Hook is surely a bigger talent, but one flawed or compromised or perceived to be, following the occasional interception of a killer pass. Given that much of the gut-churning tension generated by test matches inveigles its way into the heads/hearts/feet/hands of the number 10’s, the pulse of the Welsh side will calm or quicken according to the quality of will and the steel shown by Priestland or by Hook. Because – in one of their bigger calls? – the coaches have dispensed with the doughty Stephen Jones. May youth and imagination prosper.
The Irish fascinate me. Not just through their capacity to produce the world’s finest and most rewardingly sustaining drink – although many a thesis could be written to conjoin Guinness and creative genius – and then link that dubiously to numbers 4 to 7/possibly 8 on a rugby pitch. (I’m not going there, quite.) But Ireland have been and do remain a threat mostly(?) when the O’Connells to the Heaslips seem possessed of an electrically charged, patriotically driven fury. Then low-centred centres have relentlessly exploited newly-exposed soft-centres. That is still likely to be the Irish Way.
To be more specific, there are times when the Irish carry irresistibly – when the pick and go is developed into a carousel of green violence few can resist. O’Connell will be selflessly but in every sense leading this charge; as skipper and as totem for that special kind of focussed but physical examination. Ireland do have quality in the backs – witness the omission of Luke Fitzgerald – but a certain BOD has often been the baton-carrier into the lethal phases, has he not?

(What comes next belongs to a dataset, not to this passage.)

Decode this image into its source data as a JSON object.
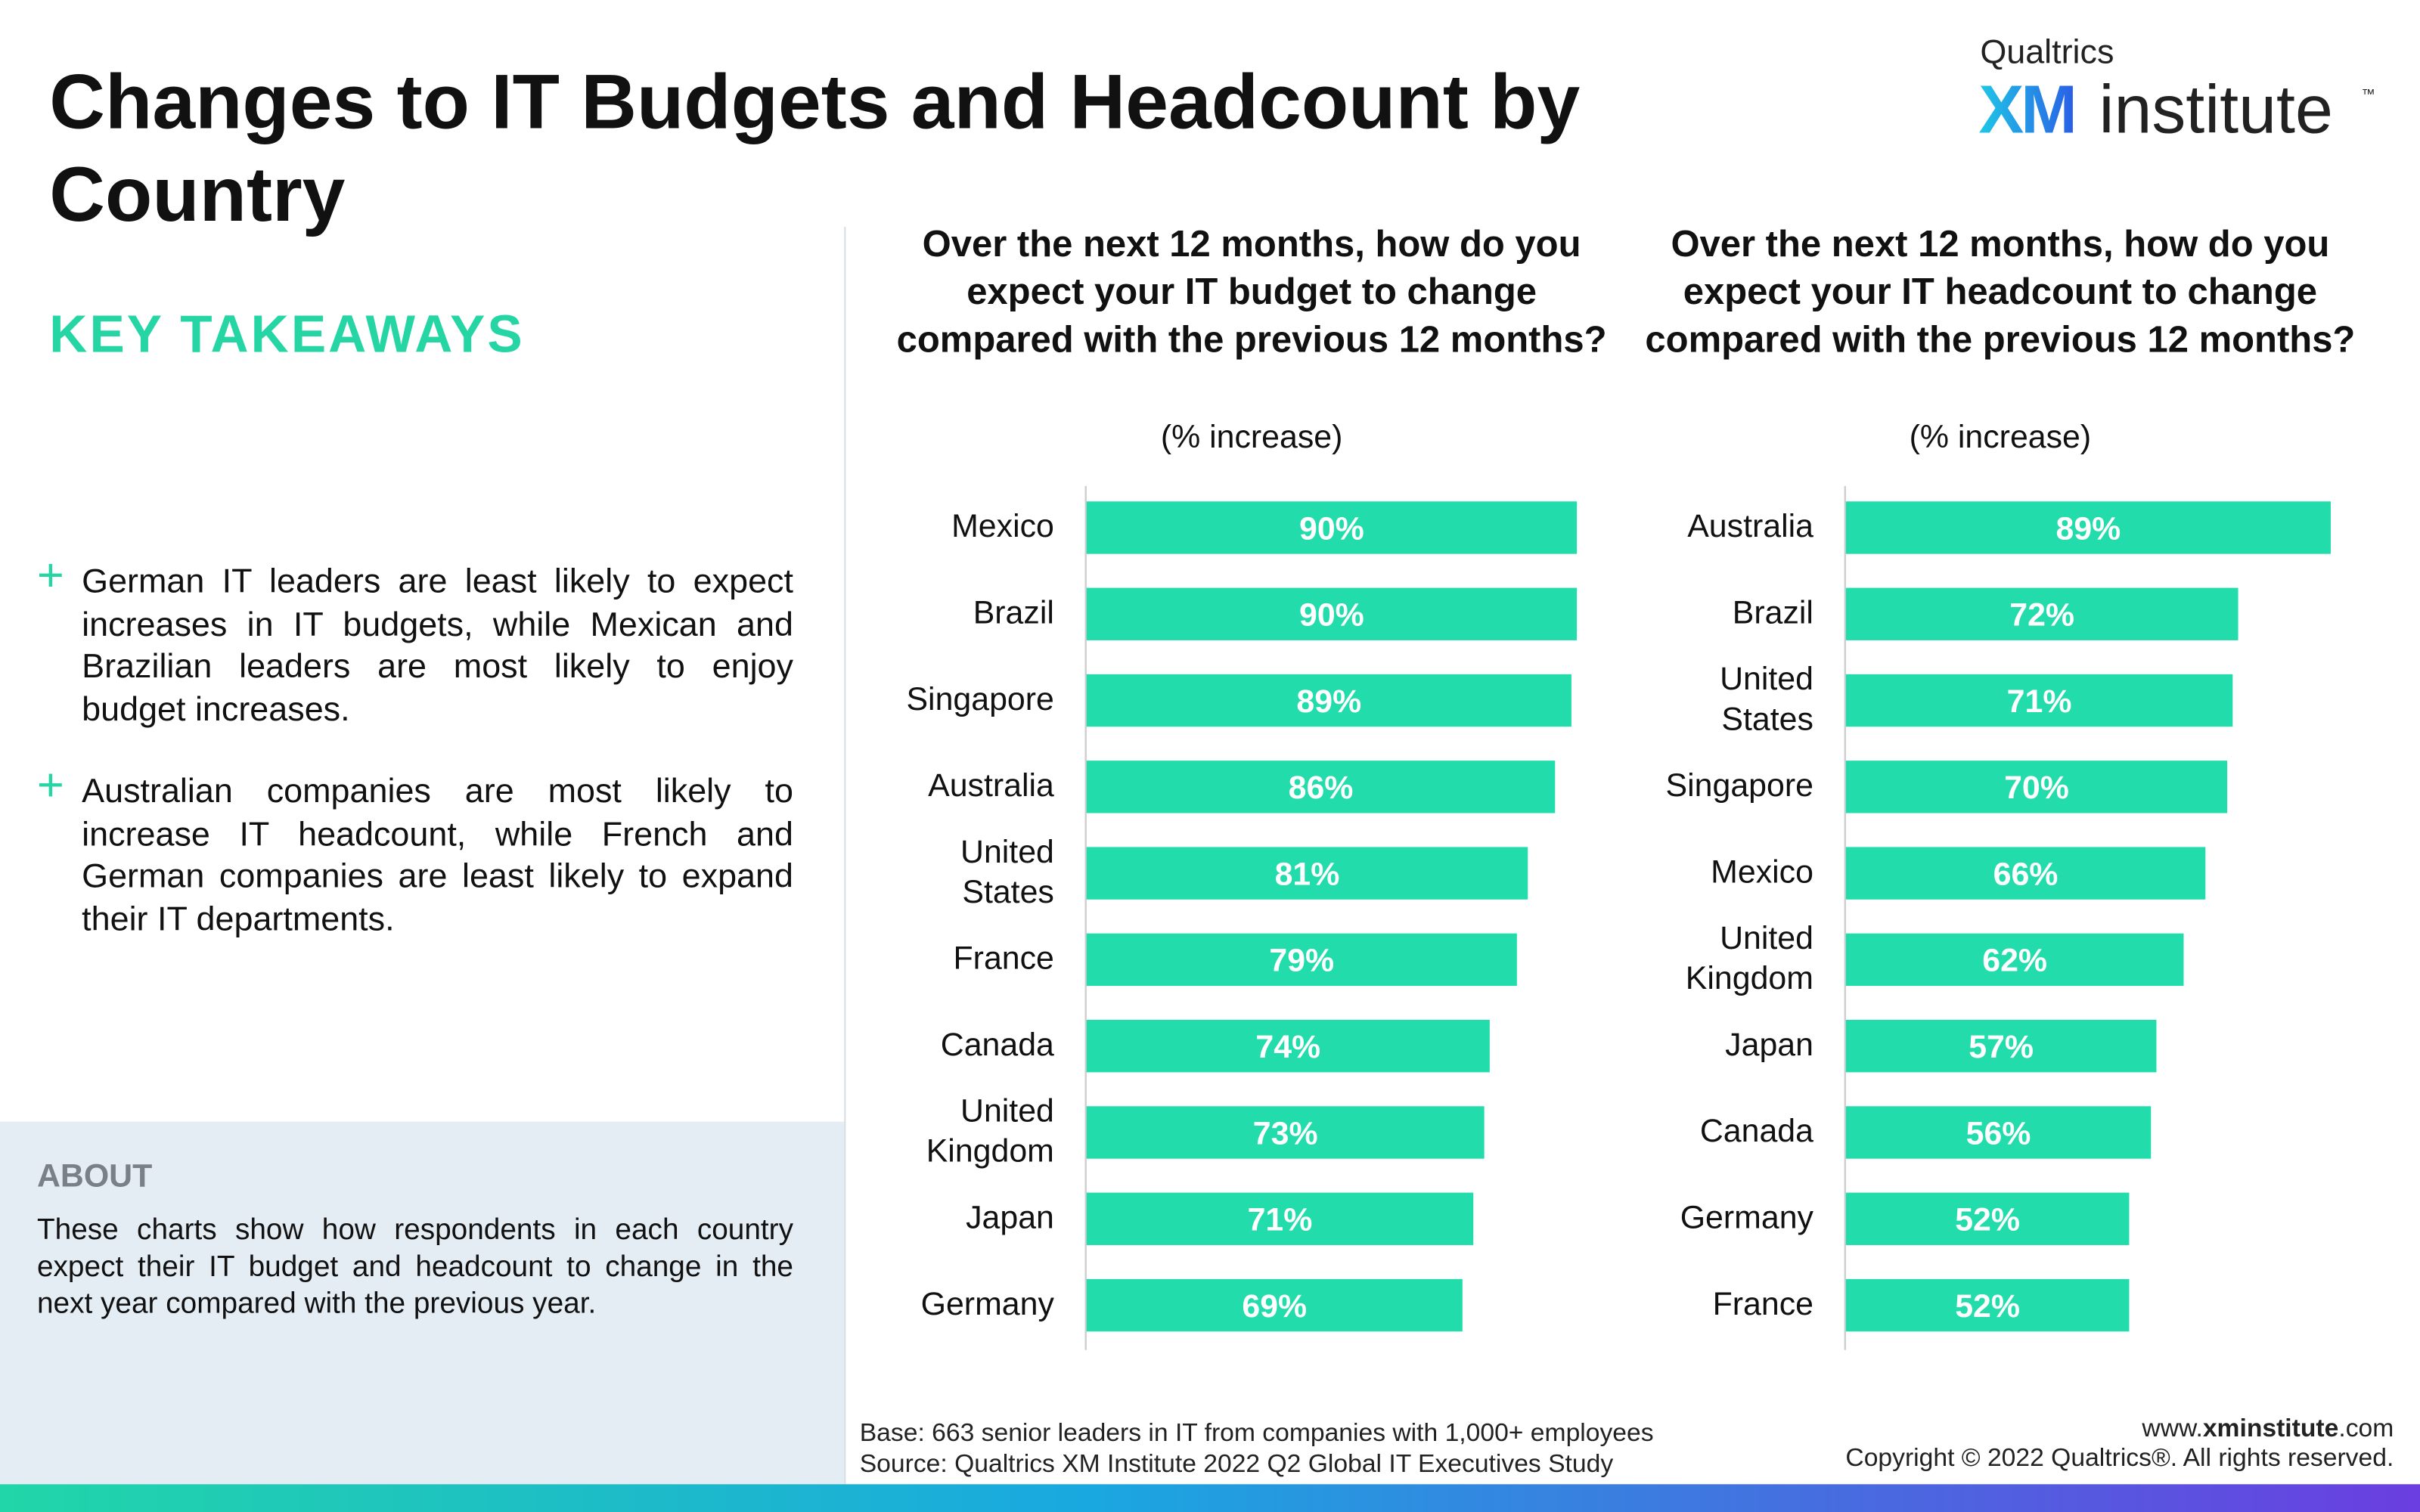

It strikes me that Bowe in flight is a classy but a pretty rare sight in recent times because of this sniping midfield obsession; one which works fiercely but historically only intermittently, often off the back of a roaring home crowd. Is this, I wonder a reflection of the lack of ubertalent as well as a mark of the propensity for world-class defiance?
So I am fascinated by the onward roll of a part-green part-gold generation; which despite its relative consistency has spikes of over and underachievement. Which of these Irelands, these Wales’s, these Englands will actually turn up?
My opening gambits. As such they are hardly exhaustive – and I do intend to take on the Scots and the rest more forensically later. But with kick-offs so invitingly, so deliciously approaching, it does feel good as well as appropriate to be all mouth and no action for now.